Là , ce qui pouvait ressembler à des gens importants attendaient devant un dégradé de coupes. L'espagnol avait déjà la sienne et , tel Apollon, la brandissait avec fierté. Puis , tout de suite après vint mon tour. La surprise mêlée à la fatigue me firent oublier les concurrents qui - j'en étais sûr - m'avaient dépassé. À peine la récompense du numéro deux remise par un type qui devait être le maire ,le jeune " arabe " se manifesta. Il protestait. Il me la contestait, cette coupe, et cette revendication mit l'édile dans l'embarras. Etaient-ce les murmures naissants de la foule ? Ou implement le désir d'en finir ? " qui c'est , ceux-la ? - on n'en sait rien, Monsieur.- qu'est-qu'ils veulent ? - le petit arabe dit que c'est lui qui est arrivé deuxième et pas le jeune homme." Le maire se prenant pour Ponce Pilate expédia l'affaire sans autre forme de procès : je n'avais qu'à la garder , la coupe, ou je n'avais qu'à ´m'arranger avec l'autre. En m'en retournant chez mes grands-parents ,je sentais une présence derrière moi. Je me retournai ; "l'autre " me suivait.

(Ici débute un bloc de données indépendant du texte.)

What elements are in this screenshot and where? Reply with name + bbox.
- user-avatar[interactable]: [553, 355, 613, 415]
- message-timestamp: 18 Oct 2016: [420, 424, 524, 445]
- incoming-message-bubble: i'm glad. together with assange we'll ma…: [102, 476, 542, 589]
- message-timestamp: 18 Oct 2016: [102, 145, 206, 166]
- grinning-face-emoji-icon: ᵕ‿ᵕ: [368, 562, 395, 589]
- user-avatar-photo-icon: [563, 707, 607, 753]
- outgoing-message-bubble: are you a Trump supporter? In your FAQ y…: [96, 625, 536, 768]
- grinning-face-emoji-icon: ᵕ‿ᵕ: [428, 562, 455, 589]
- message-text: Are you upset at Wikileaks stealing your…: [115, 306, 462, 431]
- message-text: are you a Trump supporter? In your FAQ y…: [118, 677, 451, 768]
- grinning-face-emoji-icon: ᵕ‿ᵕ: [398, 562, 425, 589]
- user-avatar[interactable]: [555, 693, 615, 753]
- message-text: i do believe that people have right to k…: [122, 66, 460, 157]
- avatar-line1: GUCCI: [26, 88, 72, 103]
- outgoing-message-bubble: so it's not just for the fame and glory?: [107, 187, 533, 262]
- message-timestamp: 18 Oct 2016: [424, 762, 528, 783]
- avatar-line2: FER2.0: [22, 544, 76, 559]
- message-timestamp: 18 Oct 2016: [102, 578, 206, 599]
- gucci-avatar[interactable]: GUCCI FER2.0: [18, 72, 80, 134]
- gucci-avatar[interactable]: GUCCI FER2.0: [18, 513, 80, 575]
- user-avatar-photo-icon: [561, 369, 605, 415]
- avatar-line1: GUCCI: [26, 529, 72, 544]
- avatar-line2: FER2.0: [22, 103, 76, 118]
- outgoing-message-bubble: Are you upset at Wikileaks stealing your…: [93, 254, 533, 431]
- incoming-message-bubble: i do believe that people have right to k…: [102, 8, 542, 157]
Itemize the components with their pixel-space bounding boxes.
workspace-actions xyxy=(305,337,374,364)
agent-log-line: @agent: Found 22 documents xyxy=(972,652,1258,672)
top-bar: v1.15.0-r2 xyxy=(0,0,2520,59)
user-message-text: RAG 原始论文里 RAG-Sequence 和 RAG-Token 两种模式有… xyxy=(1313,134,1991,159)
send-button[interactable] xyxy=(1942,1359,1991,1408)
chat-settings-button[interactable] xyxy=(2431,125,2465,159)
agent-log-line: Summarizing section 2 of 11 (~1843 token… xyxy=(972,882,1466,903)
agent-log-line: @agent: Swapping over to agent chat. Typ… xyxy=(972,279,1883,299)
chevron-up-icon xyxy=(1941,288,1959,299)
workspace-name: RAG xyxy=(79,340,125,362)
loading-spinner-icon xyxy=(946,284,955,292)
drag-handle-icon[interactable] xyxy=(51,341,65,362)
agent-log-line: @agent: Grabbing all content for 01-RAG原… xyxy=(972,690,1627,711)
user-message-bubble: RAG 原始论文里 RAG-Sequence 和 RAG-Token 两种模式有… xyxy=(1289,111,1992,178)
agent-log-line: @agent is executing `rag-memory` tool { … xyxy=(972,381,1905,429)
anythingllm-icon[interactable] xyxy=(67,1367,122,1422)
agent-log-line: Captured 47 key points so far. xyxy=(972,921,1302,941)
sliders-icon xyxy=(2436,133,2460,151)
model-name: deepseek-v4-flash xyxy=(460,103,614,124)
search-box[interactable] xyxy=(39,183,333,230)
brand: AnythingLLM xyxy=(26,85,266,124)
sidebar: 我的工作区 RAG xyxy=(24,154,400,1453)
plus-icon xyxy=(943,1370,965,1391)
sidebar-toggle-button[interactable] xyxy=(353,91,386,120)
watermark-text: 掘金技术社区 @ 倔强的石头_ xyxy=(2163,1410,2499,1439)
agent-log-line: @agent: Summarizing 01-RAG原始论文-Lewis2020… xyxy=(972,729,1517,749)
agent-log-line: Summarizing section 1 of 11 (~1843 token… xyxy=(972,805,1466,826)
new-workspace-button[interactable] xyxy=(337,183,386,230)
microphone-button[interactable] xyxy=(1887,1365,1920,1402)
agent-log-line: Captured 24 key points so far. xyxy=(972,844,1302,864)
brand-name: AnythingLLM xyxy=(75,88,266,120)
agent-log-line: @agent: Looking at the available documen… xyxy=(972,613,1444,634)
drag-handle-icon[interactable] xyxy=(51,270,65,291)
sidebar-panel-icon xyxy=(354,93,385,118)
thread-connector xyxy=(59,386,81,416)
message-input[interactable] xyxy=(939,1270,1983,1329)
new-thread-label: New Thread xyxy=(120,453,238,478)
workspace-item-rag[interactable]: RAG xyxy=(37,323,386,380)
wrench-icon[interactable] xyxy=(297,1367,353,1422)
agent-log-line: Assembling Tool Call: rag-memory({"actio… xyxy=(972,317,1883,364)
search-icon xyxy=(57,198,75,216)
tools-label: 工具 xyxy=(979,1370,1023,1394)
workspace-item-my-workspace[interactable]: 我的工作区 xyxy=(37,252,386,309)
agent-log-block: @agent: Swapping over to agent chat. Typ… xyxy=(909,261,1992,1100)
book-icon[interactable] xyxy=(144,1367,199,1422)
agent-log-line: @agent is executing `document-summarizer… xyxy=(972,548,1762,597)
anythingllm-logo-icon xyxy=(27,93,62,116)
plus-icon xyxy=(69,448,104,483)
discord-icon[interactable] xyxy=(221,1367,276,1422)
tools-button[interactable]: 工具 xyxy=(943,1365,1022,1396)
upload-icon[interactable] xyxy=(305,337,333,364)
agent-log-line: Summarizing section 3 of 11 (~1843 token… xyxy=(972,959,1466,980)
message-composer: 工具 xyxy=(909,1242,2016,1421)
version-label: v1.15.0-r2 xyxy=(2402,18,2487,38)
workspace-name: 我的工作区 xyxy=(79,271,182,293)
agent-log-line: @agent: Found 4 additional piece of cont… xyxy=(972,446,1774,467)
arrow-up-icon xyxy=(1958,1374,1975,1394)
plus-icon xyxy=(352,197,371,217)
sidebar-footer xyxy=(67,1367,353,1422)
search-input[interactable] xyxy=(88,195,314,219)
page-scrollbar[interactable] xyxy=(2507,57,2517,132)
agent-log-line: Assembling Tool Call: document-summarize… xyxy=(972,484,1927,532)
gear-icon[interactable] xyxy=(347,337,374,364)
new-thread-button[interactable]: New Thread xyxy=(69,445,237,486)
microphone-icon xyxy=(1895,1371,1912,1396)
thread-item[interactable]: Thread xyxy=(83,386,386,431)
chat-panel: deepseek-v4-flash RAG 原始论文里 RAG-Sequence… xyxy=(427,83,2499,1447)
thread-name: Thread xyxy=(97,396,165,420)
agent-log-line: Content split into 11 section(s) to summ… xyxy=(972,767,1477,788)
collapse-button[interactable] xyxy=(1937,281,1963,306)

Je ne me souviens plus exactement quel enchaînement de faits , de paroles, d'actes, me conduisit au dénouement. Il sonna une première fois pour réclamer son dû. Sans doute lui intima-t-on de déguerpir. Mais il ne fit que s'éloigner. Je ne sais plus qui, de ma grand-mère ou de mon grand-père me conseilla de céder. "Après tout, ce n'était qu'une coupe". Je finis par rendre son trophée à l'autre enfant, qui m'en donna une, beaucoup moins belle, en échange. Celle qui me revenait sans doute. Je racontai peu de temps après à mon père ce qui s'était passé. Je n'étais pas élévé dans l'esprit de compétition et ses mots me donnèrent même l'impression d'avoir bien fait."

                                                                                                          o. l. d.